Sementara itu, simon yang berada di dalam ruangan tempat Putri Ana membuat penawar racun siang tadi, merasa takjub dengan apa yang telah di lakukan Sang Putri.
Putri Ana, berhasil membuat penawar racun dengan akurat. yang membuat Simon tak percaya dari mana Sang Putri mempelajari semua ini.
Setelah membereskan peralatan medis di sana, Simon kembali ke ruang perawatan dan memeriksa kembali keadaan Dominict. Perlahan keadaannya mulai stabil, ritme jantungnya mulai normal dan pernafasannya mulai longgar.
Dan di malam yang sama Simon menyampaikan hal ini pada Raja Auguste tentang apa yang telah dilakukan Putri Ana. Raja Auguste, terkejut dengan laporan Simon, ia tak menyangka tindakan putrinya berhasil menyelamatkan nyawa Dominict.
Di kamar Putri Ana tampak terbaring tertelungkup di tempat tidur sambil menggumam kesal.
"Sudahlah, Yang Mulia. Anda tidak perlu marah-marah seperti itu." Ucap, Sbastian sambil mengobati betis Putri Ana yang terluka akibat hukuman yang ia terima tadi.
"Aku tidak marah aku hanya kesal." Jawab, Putri Ana.
Sebastian tampak menghela nafas panjang mendengar jawaban Putri Ana.
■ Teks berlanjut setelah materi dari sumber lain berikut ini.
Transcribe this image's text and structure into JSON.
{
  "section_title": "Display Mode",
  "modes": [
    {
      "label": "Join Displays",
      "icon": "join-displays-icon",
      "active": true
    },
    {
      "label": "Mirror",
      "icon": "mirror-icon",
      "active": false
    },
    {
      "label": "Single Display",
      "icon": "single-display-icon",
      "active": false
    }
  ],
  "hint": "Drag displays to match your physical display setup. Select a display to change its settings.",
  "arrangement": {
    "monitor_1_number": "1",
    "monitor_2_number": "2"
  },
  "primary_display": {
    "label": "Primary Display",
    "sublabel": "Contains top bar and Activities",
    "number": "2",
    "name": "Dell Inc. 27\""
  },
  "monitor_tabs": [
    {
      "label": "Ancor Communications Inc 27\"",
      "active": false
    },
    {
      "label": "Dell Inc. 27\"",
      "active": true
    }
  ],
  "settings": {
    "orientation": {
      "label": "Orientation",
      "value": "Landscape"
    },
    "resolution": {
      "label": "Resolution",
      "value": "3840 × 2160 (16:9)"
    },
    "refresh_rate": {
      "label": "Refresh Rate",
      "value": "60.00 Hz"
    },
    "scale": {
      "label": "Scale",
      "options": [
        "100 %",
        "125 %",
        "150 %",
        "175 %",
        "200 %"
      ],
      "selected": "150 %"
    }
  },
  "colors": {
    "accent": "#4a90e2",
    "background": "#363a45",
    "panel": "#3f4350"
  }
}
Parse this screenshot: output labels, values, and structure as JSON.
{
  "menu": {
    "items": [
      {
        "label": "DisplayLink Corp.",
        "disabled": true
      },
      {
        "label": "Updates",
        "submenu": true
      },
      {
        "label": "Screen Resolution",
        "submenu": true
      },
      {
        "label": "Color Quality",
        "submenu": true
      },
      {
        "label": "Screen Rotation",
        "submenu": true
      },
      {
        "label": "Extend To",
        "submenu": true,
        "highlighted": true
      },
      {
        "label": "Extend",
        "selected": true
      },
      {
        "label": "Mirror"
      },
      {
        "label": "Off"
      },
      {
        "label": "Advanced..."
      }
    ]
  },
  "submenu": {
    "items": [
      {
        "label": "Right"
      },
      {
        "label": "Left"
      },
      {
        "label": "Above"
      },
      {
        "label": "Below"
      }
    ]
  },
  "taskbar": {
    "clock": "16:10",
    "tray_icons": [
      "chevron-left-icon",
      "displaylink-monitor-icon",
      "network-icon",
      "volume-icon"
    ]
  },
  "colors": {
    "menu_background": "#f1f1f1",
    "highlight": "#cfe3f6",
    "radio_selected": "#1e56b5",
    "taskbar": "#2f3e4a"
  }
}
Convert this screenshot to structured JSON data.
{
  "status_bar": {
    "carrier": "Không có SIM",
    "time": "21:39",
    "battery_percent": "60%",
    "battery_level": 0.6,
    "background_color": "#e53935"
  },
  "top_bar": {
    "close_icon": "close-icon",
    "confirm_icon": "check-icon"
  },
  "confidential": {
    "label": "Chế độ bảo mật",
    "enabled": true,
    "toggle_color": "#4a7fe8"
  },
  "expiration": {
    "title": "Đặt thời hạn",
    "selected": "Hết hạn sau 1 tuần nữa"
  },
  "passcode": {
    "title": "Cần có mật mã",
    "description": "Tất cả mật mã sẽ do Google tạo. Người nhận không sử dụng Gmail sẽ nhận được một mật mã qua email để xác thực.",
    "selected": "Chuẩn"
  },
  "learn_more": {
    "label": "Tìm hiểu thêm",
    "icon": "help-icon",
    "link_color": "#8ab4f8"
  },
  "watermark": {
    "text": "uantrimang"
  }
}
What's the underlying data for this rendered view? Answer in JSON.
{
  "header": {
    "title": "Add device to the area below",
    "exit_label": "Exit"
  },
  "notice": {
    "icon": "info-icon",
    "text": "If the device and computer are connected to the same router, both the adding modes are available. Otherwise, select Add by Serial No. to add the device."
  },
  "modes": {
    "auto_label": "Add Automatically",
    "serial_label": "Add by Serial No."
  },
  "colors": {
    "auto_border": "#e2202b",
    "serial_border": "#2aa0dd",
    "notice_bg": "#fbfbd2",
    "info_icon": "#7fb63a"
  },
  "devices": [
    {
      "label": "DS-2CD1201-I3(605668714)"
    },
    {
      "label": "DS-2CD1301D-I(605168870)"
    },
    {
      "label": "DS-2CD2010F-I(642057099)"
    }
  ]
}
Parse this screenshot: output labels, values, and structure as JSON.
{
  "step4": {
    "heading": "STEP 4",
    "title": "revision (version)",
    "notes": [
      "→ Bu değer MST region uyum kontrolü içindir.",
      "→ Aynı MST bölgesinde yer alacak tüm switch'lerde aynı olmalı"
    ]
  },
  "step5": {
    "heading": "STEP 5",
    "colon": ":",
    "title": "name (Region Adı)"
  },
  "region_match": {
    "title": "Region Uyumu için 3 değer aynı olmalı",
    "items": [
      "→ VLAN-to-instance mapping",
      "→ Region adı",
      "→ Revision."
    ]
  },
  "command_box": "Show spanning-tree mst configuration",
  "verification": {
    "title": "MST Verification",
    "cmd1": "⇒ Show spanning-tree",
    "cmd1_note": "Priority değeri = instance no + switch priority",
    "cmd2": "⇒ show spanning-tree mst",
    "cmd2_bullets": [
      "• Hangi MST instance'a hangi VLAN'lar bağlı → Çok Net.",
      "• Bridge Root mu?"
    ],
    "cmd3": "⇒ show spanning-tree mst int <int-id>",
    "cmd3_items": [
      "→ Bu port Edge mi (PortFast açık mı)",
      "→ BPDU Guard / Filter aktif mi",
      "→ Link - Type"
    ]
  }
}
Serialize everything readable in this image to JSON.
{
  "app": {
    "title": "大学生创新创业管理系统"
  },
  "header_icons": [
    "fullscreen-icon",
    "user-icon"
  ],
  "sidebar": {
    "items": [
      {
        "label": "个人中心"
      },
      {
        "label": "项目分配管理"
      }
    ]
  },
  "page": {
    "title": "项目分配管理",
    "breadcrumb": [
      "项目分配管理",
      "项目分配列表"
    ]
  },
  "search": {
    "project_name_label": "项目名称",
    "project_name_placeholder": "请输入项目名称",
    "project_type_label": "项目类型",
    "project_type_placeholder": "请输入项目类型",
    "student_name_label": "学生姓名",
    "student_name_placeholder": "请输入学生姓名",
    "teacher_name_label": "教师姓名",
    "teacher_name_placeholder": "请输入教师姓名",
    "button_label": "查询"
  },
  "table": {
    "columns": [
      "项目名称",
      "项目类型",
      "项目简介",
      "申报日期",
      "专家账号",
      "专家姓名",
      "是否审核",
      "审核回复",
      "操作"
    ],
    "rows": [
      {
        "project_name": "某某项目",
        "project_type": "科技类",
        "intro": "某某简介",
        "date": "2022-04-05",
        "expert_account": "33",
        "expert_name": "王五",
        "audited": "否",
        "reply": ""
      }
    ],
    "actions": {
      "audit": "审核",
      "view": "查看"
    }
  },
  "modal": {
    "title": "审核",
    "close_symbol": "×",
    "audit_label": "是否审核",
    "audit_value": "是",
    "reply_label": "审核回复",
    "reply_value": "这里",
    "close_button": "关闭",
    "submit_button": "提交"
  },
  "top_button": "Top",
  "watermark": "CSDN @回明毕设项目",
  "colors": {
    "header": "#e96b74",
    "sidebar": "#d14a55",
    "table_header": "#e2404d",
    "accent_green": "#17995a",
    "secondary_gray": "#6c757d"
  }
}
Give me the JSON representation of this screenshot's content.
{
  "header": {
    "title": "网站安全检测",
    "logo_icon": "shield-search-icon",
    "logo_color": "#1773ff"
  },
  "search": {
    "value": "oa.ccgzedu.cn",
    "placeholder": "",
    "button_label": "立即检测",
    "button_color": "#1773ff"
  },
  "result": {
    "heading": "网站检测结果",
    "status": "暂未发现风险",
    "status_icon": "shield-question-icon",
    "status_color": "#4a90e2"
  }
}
"Yang Mulia, yang di katakan Yang Mulia Raja, ada benarnya. Anda telah melanggar peraturan istana dan..."
"Sebastian! Sebenarnya kau ada di pihak siapa, hah?!"
"Bukan seperti itu maksud saya, Yang Mulia. Karena tindakan nekat seperti itu tidak bisa di benarkan." Jawab, Sebastian masih mengoleskan obat pada betis Putri Ana.
Putri Ana, terdiam tampak tak merespon perkataan Sebastian.
"Oya, Sebastian... Apa ada kabar dari Dokter Simon?"
"Belum, Yang Mulia."
"Aku khawatir..."
Tak lama, terdengar Thadeus mengetuk pintu kamar Putri Ana.
"Yang Mulia, boleh saya masuk, saya ingin bicara." Kata, Thadeus dari luar kamar.
Untuk sesaat Putri Ana dan Sebastian Salang berpandangan sebelum akhirnya mempersilahkan Thadeus masuk.
"Eh?! Iya... Masuklah!"
Kemudian Thadeus membuka pintu kamar dengan perlahan lalu masuk kedalam kamar Putri Ana. Di dalam kamar Thadeus meliat Putri Ana terbalik tertelungkup di tempat tidur dengan betisnya yang memerah akibat menerima hukuman dari Sang Raja.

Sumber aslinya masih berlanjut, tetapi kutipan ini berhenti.